If he accepts the Eurovision challenge he will have to succeed in a competition where boundless optimism is the order of the day, and Boom Bang-a-Bang, La La La and Diggi Loo-Diggi Ley are among the previous winners.
Ardent Morrissey watchers will recall that last year he expressed an interest in entering the annual festival of high camp, banal lyrics and trite melodies - but most assumed he was joking. In the wake of another lamentable performance from the UK entry, with Daz Sampson's Teenage Life coming 19th out of 24 entrants, Morrissey said: "I was horrified but not surprised to see the UK fail again in the Eurovision Song Contest. And there is one question I keep on asking: 'Why didn't they ask me?' That question keeps going round my head."
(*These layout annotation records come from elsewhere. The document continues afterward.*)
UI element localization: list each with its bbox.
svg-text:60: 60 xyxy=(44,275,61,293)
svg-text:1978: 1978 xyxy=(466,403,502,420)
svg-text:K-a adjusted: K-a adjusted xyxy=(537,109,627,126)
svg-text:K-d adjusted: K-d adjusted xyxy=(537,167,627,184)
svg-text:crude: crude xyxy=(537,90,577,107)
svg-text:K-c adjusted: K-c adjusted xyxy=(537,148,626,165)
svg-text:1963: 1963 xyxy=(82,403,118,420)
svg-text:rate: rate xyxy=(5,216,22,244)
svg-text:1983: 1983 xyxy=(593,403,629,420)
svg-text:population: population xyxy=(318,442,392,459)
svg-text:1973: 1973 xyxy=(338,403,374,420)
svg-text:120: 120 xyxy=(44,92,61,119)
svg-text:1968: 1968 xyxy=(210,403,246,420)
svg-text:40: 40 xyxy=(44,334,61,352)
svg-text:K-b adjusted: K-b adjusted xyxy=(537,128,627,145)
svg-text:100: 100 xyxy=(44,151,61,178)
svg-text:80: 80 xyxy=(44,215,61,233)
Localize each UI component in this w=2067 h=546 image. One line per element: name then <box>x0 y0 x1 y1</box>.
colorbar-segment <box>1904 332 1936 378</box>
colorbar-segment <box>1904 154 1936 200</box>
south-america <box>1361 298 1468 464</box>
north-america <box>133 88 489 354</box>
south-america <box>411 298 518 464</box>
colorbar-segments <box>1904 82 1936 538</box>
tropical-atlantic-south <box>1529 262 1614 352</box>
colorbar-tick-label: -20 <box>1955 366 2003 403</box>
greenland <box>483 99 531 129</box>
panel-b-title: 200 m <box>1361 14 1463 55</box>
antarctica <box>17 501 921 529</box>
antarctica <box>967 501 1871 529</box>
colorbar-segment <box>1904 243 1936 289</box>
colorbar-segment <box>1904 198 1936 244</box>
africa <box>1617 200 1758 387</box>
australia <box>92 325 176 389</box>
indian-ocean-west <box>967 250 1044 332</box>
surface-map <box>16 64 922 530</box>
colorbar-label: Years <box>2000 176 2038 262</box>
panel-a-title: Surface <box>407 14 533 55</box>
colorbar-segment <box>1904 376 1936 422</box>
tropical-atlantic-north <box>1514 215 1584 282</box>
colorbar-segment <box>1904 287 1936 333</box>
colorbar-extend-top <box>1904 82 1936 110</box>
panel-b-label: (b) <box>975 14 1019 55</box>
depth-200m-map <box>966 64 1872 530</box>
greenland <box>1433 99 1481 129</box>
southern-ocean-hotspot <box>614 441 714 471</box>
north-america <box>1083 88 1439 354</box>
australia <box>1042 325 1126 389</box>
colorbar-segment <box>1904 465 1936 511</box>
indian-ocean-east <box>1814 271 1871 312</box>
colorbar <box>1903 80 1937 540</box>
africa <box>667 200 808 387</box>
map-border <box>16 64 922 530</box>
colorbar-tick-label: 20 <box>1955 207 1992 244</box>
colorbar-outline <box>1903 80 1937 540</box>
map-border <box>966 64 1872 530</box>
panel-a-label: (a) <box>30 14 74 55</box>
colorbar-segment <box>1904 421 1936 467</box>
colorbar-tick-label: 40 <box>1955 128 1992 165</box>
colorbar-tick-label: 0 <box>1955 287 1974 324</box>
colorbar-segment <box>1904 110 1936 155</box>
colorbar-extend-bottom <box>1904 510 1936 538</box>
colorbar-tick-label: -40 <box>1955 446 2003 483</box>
The BBC, given the task of finding a British entry that is traditionally chosen via a viewer vote, took him at his word. A BBC spokeswoman said: "Morrissey has expressed an interest and we are in talks with him as well as other people. But nothing has yet been confirmed."
It would also be a case of life imitating art after the video for his most recent single, You Have Killed Me, featured Morrissey as a Eurovision entrant.
The Mancunian singer also once duetted with Sandie Shaw, the singer best known for becoming the first British Eurovision winner in 1967 with Puppet on a String, and who was one of his childhood heroes.